Люди часто думают, что у сидхе нет религии – ведь они же сами когда-то были богами? Ну, вроде того. Их почитали как богов, но большинство сидхе признают существование сил более великих, чем они сами. Большинство преклоняют колени перед Богиней и Консортом или перед их вариантами. Богиня – та, что дает жизнь всему, а Консорт – воплощение всего мужского. Все, что порождено ими, создано по их образу и подобию. Она – в особенности Она – это величайшая сила на планете, Она больше всего, что имеет плоть, какой бы духовной природой эта плоть ни обладала сейчас или прежде.
Если не обратить внимания на тонкий аромат курений и появившуюся на алтаре небольшую резную деревянную чашу с водой, квартиру можно было бы счесть пустой. Впрочем, ощущения пустоты не возникало. На коже подрагивали мелкие мурашки от творимой поблизости магии – не сильной магии, а каждодневной, бытовой. Наверное, Дойл общался с кем-то по зеркалу. Он решил остаться сегодня дома и попытаться вытрясти побольше сведений о Безымянном из наших друзей при дворе. Магия Дойла была достаточно тонка, чтобы он мог пробраться к ним незамеченным. Я на такое не была способна.
Рис запер дверь и снял с нее стикер с запиской.
– Гален отправился искать квартиру. Он надеется, что цветок нам понравится. – Он отклеил вторую записку. – Никка рассчитывает сегодня освободиться от работы телохранителя.
– Той актрисе не угрожает опасность, – прокомментировал Холод, стягивая пиджак. – Я совершенно уверен, что это выдумка ее агента, чтобы привлечь к ней внимание и… как они это называют? – двинуть карьеру.
Я кивнула.
– Два ее последних фильма были довольно провальными, что в финансовом плане, что в художественном.
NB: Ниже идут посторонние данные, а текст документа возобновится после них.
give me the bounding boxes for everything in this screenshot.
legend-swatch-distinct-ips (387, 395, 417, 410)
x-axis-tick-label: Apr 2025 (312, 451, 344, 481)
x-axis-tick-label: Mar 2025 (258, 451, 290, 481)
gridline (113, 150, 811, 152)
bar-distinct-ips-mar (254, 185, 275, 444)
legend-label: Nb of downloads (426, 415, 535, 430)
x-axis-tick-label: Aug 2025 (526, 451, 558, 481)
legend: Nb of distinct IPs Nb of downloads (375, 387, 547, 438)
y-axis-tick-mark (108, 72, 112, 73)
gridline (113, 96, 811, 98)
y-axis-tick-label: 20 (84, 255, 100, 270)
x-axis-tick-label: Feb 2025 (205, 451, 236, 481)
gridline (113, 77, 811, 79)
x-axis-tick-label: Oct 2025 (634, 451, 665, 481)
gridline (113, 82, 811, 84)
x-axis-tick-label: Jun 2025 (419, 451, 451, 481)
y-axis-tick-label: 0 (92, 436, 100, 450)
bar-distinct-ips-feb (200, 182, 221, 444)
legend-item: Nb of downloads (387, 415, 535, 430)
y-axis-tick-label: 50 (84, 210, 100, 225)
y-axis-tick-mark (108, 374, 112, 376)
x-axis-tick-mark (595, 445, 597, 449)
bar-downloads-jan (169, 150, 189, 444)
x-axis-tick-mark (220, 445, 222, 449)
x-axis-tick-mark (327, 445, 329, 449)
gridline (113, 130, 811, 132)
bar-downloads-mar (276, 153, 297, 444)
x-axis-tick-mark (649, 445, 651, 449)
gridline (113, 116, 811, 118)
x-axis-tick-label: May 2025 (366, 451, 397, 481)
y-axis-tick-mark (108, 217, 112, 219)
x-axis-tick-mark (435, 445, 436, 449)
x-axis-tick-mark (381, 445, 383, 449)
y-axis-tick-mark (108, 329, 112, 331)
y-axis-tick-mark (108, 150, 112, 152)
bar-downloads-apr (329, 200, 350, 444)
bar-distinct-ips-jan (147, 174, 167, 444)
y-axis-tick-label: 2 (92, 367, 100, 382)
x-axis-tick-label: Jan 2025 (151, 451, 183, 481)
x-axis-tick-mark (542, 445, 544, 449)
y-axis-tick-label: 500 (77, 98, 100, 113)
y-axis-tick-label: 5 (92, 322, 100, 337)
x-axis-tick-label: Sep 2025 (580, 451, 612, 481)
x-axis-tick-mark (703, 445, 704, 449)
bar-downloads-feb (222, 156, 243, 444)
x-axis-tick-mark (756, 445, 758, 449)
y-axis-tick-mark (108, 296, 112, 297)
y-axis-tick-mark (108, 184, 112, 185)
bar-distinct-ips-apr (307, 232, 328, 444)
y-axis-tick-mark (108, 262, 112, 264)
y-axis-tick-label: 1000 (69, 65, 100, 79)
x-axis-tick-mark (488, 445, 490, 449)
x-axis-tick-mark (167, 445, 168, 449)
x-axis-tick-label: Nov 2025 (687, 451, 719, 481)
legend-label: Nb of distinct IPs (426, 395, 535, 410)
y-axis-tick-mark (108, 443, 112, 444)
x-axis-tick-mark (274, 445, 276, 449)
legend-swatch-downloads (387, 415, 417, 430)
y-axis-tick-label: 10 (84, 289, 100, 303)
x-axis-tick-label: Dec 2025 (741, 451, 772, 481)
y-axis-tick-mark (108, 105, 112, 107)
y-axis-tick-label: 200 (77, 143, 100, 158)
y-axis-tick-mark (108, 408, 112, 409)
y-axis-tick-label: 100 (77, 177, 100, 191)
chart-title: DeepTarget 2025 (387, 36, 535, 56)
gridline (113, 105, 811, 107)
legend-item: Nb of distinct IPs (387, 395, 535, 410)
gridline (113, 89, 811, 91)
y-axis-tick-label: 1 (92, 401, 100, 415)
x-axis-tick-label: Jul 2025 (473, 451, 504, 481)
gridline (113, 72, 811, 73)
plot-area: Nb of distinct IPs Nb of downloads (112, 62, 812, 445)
– Об этом я ничего не знаю. Но репортеры все время снимали больше нас, чем ее.
– Она таскала вас повсюду, где был шанс засветиться. – Я мечтала избавиться от высоких каблуков, но нам надо было тут же ехать на работу, так что я прошла к конурке Китто и встала на колени, машинально одернув сзади юбку, чтобы не порвать чулки пряжками на туфлях. В отверстии домика виднелась его спина – гоблин свернулся калачиком.
– Китто, ты не спишь?
Он не шевельнулся.
Я потрогала его спину – кожа была холодной.
– Помоги нам Мать! Холод, Рис, что-то случилось!